The problem of coil migration has initiated the development of a number of devices specifically for the purpose of coil retrieval. The role of surgery is questionable and although there exist individual successful reports 4 on the whole it is quite invasive and does not always result in a favourable outcome 5. Likewise, dedicated retrieval devices are used in accordance with personal preference and knowledge of a particular device. The Alligator Retrieval Device (Chestnut Medical Technologies, Menlo Park, Calif) 6 and the Goose Snare 7 have had success in few small or individual patient groups.
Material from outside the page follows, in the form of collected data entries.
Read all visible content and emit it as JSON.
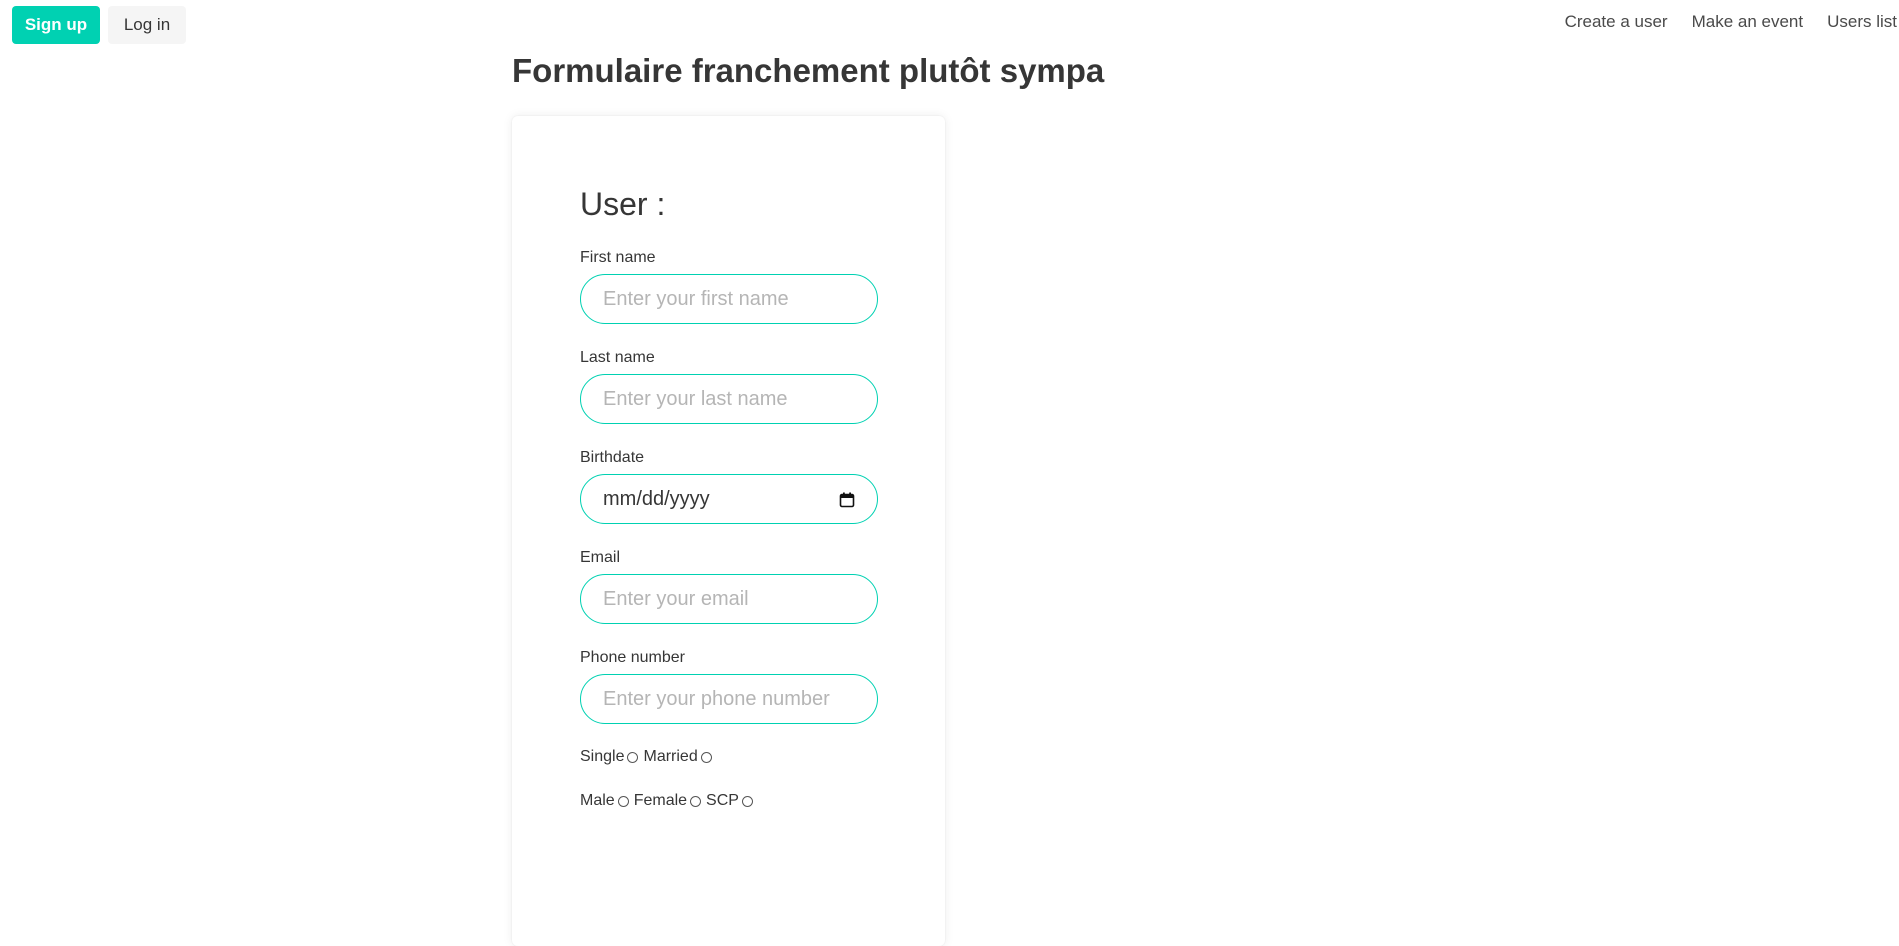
{
  "nav": {
    "signup_label": "Sign up",
    "login_label": "Log in",
    "links": [
      "Create a user",
      "Make an event",
      "Users list"
    ]
  },
  "page": {
    "title": "Formulaire franchement plutôt sympa"
  },
  "form": {
    "section_title": "User :",
    "first_name": {
      "label": "First name",
      "placeholder": "Enter your first name"
    },
    "last_name": {
      "label": "Last name",
      "placeholder": "Enter your last name"
    },
    "birthdate": {
      "label": "Birthdate",
      "placeholder": "mm/dd/yyyy"
    },
    "email": {
      "label": "Email",
      "placeholder": "Enter your email"
    },
    "phone": {
      "label": "Phone number",
      "placeholder": "Enter your phone number"
    },
    "marital": [
      "Single",
      "Married"
    ],
    "gender": [
      "Male",
      "Female",
      "SCP"
    ]
  },
  "colors": {
    "primary": "#00d1b2",
    "light_button": "#f5f5f5",
    "text": "#363636",
    "placeholder": "#b5b5b5"
  },
  "icons": {
    "date_picker": "calendar-icon"
  }
}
The design of the original X6 MERCI device was that of a flexible nickel titanium wire (nitinol) which assumes a tapering helical shape as it is passed distally from the parent catheter.

The wire/catheter combination is passed distal to the foreign body/thrombus and the helical shape ensnares the foreign body which is then removed down the stabilising 8F guide catheter. This device received FDA approval on the basis of the MERCI trial in 2004 which examined its role in acute mechanical thrombectomy in 28 patients 8. While the primary approval was for the mechanical removal of thrombus it did also include the "use in the retrieval of foreign bodies in the peripheral, coronary or neuro vasculature"9. One of the difficulties we experienced personally with the X6 original design was the tendency to straighten out during clot retrieval thus requiring numerous attempts. This has been addressed by the introduction of the modified L5 device in 2006 which has increased stability by means of the addition of a suture filament.

Though there has already been a recent description of coil and stent retrieval with the modified MERCI there is still merit in our report. We have shown that this device even in its original format is in fact extremely effective in coil retrieval. This should certainly be considered a first line tool in the immediate management of coil migration. Furthermore in light of the final results of Multi MERCI trial10 recently published it is an interventional device that we should become more familiar with.